Researchers monitored a network of 20 clean water ponds over a 10km2 area of farmland in Leicestershire over nine years that had been built on sites where they wouldn’t be affected by road pollution or agriculture.

They saw a 26 per cent rise in the number of wetland plant species, and a 181 per cent increase in regionally rare plants.

Among the plants brought back from near extinction in the countryside were Marsh Arrowgrass and Bristle Club-rush.

The steady loss of natural freshwaters in the country as a result of pollution, drainage, abstraction and other measures has caused the loss of species that once thrived in the countryside.

The results were published in the journal Biological Conservation, and are the first major results from the Water Friendly Farming project, a long-term collaboration between the Freshwater Habitats Trust, Game & Wildlife Conservation Trust, the University of York, the Environment Agency and landowners in three Leicestershire catchments.

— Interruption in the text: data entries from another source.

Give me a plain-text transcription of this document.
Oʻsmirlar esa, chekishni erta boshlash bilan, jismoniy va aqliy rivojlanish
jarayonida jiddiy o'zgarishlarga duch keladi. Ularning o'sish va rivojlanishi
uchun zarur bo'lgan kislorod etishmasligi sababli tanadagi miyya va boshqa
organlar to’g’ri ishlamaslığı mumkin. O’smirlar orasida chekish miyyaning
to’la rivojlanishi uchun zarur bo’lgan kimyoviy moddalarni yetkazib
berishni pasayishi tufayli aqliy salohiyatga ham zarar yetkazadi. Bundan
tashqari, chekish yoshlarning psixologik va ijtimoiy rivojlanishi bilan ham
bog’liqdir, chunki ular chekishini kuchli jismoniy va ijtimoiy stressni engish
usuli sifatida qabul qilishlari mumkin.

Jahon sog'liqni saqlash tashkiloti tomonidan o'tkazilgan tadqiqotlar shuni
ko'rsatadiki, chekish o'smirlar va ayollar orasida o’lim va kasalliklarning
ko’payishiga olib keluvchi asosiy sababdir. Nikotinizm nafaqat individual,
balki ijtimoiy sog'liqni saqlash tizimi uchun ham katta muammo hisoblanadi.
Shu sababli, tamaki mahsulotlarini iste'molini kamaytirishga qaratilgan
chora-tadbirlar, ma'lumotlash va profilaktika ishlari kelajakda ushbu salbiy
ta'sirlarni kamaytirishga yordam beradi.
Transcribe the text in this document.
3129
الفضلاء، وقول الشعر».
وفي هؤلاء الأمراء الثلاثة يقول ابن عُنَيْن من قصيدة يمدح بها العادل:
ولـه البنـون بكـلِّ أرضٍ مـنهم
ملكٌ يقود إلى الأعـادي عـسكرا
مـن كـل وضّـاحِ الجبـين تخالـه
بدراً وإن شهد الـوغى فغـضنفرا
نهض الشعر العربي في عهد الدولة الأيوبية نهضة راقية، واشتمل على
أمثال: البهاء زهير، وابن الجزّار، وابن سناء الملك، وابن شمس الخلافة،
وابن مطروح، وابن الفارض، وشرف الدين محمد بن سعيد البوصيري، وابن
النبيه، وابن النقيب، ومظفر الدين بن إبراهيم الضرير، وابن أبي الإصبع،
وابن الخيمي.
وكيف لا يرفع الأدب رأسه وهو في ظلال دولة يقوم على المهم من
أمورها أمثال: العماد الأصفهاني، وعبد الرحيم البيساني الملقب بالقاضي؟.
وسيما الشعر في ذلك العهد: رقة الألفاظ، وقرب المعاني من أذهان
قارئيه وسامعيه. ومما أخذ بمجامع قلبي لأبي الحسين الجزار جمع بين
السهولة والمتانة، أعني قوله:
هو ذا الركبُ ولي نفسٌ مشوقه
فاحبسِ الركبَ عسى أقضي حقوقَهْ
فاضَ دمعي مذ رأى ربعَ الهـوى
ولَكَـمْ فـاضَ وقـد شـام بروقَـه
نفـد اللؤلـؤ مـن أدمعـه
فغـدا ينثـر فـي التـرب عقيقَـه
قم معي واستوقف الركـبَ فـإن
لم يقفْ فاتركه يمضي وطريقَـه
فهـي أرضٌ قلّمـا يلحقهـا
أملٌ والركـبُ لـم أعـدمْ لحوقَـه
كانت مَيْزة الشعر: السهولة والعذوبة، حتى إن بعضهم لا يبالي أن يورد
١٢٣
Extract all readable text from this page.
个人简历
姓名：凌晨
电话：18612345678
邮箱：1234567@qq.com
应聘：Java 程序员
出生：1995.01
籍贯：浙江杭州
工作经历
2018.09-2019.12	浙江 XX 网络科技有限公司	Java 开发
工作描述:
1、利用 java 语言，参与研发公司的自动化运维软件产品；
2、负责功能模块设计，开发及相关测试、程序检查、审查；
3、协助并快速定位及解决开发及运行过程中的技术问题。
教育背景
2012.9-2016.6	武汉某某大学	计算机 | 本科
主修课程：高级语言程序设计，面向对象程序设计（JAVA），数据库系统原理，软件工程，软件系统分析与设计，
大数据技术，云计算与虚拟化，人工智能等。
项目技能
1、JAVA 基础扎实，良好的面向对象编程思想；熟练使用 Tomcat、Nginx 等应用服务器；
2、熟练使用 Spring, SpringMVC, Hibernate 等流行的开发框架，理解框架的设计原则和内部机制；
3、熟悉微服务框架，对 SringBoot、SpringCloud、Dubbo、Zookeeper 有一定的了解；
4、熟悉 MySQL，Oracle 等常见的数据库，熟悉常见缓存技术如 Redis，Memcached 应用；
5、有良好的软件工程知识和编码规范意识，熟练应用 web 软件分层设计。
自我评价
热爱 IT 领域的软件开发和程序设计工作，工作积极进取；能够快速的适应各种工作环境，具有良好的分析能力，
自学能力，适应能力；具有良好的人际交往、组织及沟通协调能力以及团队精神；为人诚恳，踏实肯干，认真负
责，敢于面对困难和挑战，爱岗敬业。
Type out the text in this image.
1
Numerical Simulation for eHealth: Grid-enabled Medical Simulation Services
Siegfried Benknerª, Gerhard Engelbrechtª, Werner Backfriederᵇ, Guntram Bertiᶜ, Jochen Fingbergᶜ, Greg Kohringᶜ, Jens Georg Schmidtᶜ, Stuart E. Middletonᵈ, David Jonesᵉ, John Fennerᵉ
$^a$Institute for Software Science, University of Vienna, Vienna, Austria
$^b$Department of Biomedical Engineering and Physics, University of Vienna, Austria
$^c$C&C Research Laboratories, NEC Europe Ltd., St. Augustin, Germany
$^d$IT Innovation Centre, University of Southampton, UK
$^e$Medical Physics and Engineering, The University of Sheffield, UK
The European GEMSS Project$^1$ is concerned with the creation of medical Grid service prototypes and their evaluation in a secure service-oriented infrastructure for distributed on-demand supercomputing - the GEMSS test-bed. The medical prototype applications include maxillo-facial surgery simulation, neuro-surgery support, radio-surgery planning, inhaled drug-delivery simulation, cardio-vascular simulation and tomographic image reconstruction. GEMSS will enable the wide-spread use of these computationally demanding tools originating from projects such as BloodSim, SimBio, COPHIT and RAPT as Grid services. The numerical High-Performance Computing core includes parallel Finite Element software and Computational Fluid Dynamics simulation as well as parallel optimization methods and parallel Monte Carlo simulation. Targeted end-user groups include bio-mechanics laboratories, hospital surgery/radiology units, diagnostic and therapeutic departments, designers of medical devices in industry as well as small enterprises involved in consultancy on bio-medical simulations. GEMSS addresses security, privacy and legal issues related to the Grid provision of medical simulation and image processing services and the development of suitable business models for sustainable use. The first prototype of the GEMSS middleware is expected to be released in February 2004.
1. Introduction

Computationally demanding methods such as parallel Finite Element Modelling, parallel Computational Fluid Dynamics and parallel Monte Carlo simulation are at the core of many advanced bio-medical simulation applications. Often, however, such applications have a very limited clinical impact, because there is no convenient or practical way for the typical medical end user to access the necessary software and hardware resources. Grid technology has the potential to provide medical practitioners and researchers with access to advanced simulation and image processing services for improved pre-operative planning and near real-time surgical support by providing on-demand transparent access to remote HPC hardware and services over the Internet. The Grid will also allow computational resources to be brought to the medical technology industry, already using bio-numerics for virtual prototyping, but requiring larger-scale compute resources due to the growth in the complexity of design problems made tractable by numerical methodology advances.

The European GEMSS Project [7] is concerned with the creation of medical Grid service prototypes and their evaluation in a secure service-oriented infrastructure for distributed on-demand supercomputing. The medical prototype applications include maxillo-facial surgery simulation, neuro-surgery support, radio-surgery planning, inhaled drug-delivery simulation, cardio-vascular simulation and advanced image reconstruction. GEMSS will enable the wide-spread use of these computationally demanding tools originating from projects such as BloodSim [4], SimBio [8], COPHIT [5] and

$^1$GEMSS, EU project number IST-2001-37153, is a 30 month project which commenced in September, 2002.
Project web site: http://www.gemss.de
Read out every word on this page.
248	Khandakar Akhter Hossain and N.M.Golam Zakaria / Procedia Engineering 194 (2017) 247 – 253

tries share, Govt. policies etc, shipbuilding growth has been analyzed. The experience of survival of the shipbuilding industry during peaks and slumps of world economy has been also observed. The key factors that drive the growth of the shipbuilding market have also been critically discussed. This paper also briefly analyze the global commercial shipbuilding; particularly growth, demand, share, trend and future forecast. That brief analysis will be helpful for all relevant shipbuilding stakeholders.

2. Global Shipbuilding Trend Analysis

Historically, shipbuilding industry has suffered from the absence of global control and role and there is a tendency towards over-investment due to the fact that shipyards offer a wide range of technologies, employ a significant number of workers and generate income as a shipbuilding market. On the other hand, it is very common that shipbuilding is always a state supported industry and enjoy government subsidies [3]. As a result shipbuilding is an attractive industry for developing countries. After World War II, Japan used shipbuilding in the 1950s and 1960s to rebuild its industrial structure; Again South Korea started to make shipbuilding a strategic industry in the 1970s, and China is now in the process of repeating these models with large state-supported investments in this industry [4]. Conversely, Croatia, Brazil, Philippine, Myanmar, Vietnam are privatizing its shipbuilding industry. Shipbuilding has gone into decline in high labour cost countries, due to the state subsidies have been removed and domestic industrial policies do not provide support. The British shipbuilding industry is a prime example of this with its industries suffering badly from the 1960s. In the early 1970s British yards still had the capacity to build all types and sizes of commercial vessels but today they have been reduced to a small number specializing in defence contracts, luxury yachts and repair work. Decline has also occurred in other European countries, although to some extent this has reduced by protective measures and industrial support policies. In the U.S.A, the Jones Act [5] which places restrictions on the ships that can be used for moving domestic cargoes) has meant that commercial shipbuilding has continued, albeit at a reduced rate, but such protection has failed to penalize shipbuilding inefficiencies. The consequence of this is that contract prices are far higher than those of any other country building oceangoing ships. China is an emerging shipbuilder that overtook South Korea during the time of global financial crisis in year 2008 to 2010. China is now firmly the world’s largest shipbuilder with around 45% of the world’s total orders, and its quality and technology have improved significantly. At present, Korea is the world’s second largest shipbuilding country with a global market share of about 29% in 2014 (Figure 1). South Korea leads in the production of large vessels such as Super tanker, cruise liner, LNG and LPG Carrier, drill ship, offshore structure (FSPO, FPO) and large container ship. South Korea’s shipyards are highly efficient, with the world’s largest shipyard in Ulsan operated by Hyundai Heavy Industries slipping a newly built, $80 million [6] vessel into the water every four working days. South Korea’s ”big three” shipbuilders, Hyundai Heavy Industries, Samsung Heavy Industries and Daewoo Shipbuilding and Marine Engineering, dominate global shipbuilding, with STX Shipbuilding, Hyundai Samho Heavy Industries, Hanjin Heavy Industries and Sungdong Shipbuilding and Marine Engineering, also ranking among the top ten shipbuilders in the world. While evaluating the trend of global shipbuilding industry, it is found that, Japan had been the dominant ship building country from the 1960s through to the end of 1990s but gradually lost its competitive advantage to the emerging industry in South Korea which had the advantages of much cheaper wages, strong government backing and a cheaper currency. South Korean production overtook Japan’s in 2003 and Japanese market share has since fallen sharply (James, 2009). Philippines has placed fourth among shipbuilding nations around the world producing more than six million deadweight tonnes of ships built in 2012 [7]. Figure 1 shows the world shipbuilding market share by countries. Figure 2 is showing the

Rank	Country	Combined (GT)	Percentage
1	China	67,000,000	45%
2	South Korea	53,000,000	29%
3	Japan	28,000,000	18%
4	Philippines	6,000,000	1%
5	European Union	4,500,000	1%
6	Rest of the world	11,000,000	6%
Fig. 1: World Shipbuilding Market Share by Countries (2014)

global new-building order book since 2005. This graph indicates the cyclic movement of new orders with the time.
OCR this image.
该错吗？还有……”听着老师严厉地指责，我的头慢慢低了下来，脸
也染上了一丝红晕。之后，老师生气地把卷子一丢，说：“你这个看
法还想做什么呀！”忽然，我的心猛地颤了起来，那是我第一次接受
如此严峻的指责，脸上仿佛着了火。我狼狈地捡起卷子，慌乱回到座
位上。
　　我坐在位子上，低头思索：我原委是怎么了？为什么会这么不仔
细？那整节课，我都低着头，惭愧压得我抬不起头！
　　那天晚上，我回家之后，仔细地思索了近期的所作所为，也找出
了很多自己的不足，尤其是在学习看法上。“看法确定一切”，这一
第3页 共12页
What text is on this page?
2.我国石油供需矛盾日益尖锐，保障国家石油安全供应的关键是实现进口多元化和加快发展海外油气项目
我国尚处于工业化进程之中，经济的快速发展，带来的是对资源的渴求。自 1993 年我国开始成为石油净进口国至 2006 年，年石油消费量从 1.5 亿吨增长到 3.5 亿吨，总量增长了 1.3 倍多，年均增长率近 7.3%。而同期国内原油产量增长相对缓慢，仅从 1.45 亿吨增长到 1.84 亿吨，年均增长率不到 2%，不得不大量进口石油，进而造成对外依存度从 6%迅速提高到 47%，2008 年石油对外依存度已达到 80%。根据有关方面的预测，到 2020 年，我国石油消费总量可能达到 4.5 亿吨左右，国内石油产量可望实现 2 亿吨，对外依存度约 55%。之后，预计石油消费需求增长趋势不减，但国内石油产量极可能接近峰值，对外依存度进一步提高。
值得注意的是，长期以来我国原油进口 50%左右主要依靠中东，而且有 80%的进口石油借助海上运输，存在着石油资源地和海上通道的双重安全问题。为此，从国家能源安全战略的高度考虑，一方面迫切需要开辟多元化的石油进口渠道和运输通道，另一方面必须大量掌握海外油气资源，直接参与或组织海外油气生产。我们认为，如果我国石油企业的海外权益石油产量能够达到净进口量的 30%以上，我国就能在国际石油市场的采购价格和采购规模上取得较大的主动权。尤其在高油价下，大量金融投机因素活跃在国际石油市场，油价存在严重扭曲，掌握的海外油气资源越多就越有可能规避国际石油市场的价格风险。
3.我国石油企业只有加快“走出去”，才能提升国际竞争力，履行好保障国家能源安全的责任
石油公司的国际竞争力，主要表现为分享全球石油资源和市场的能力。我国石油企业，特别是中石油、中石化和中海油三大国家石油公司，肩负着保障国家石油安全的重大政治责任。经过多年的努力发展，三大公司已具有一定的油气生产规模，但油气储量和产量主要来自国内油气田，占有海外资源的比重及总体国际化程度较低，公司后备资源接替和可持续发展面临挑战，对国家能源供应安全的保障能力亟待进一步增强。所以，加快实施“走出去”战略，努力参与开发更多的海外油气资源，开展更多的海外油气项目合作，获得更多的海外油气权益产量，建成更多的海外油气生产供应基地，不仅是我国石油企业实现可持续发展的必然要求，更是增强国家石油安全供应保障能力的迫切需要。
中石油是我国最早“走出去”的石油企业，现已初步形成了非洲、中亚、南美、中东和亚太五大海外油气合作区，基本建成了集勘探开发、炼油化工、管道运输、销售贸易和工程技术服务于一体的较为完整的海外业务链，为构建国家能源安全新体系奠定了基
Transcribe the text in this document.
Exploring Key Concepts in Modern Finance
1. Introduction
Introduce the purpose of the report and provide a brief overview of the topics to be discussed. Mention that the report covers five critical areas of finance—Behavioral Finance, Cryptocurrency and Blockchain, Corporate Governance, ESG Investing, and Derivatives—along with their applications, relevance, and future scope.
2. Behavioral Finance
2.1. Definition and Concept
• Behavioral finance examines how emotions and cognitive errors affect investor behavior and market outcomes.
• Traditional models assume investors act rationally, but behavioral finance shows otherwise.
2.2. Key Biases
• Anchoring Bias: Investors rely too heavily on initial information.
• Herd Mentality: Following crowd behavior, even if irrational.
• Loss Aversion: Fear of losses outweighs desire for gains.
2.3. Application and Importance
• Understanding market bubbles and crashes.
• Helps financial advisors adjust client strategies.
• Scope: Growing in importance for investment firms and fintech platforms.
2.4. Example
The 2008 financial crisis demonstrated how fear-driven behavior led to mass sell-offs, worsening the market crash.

“The gains we saw are unprecedented for freshwater,” lead author Penny Williams from Freshwater Habitats Trust said. “Our previous work had already shown that ponds were a secret treasure in the British countryside - with a value out of proportion to their tiny size – however the scale of benefits from adding new ponds took all of us by surprise.”

The ponds proved vastly more successful at boosting biodiversity than more traditional measures, such as putty woody debris in streams and damning up ditches to create pools.

The research could encourage greater respect for countryside ponds, which have been declining in recent years.

Some 92 per cent of ponds in England and Wales are biologically degraded.

Ponds are also significantly cheaper than many other measures to boost biodiversity, costing just £1500-2000 each to create.